INTRODUCTION


Anno 2004: le jeu vidéo est en crise.
Il ne s'agit pas d'une crise économique, car dans ce domaine, le chiffre d'affaires réalisé par les éditeurs dépasse tout ce qui a déjà été fait précédemment. Il s'agit plutôt d'une crise de maturité (ou de croissance). Celle-ci est similaire à son équivalent qui sévit dans le domaine de l'audiovisuel. En fait, il s'agit d'une crise plus insidieuse qui est celle du manque d'idées novatrices, d'originalité et d'imagination, nonobstant cette autre crise liée à Internet et qui a vu disparaître bien des développeurs et éditoriaux (français notamment, mais le sujet n'est pas là).
Pour s'en convaincre, il suffit de constater à quel point les titres à suites ont pris le devant sur les innovations. Pour ne citer que les plus connus actuellement, Doom et son troisième volet, Half Life et son second volet, Unreal Tournament et son volet annuel etc, etc...
Ce n'est pas nouveau, certes, mais le phénomène s'amplifie à un point tel que les deux grandes sorties de 2004 (attendues avec impatience par les aficionados du genre) ont justement été Doom 3 et Half Life 2.
En quelques années,
le jeu vidéo a bien changé.

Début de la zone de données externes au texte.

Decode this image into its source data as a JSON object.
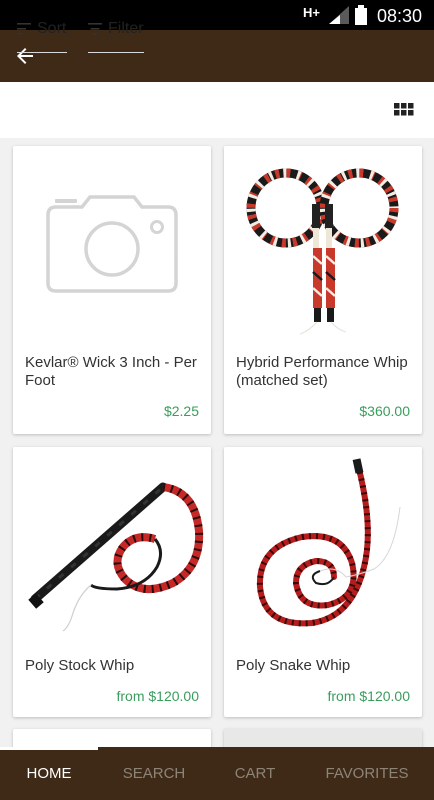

En matière de technologie, il y a eut l'apparition de la carte graphique à affichage 3D, la course aux performances pour ce qui est des vitesses et des volumes de stockage, l'apparition du support numérique (CD, DVD), internet et la pénétration de tout cela dans les foyers (l'indispensable ordinateur domestique, puis l'installation du réseau familial).
Les politiques commerciales ont aussi été amendées par les Majors du monde vidéo-ludique.
L'augmentation des ventes d'ordinateurs familiaux et de consoles de jeux a fait que le public principalement visé par les concepteurs de jeux est passé de celui de l'adulte (amateur ou passionné) à celui de l'adolescent, pour qui le jeu ne représente plus qu'une occupation transitoire.
Cela se confirme actuellement par les premières apparitions de jeux vendus par tranches (un niveau à la fois) qui, outre le volet mercantile entre aperçu par les éditeurs, répondent à une demande grandissante: celle de faire rapide  sans avoir à revenir sur une phase de jeu.
De facto, la qualité de l'oeuvre en a été modifiée. Le produit à destination du public a évolué conjointement, et les conséquences ne manquent pas.
Comme la carrière commerciale du jeu vidéo s'amenuise (quelques mois, tout au plus, avec l'espoir d'une vente massive), sa durée de vie exprimée en nombre d'heures jouables a suivi le rythme.
Il faut se contenter, actuellement, de softs à la longévité ne dépassant que rarement les dix heures d'utilisation en mode solitaire (le mode multijoueur prenant le pas sur celui-ci). C'est d'ailleurs un critère qui se reflète sur la clientèle. Un jeu qui dépasserait les cinquante heures d'existence est déjà, et depuis longtemps, oublié, sauf pour le joueur qui y porte un intérêt particulier.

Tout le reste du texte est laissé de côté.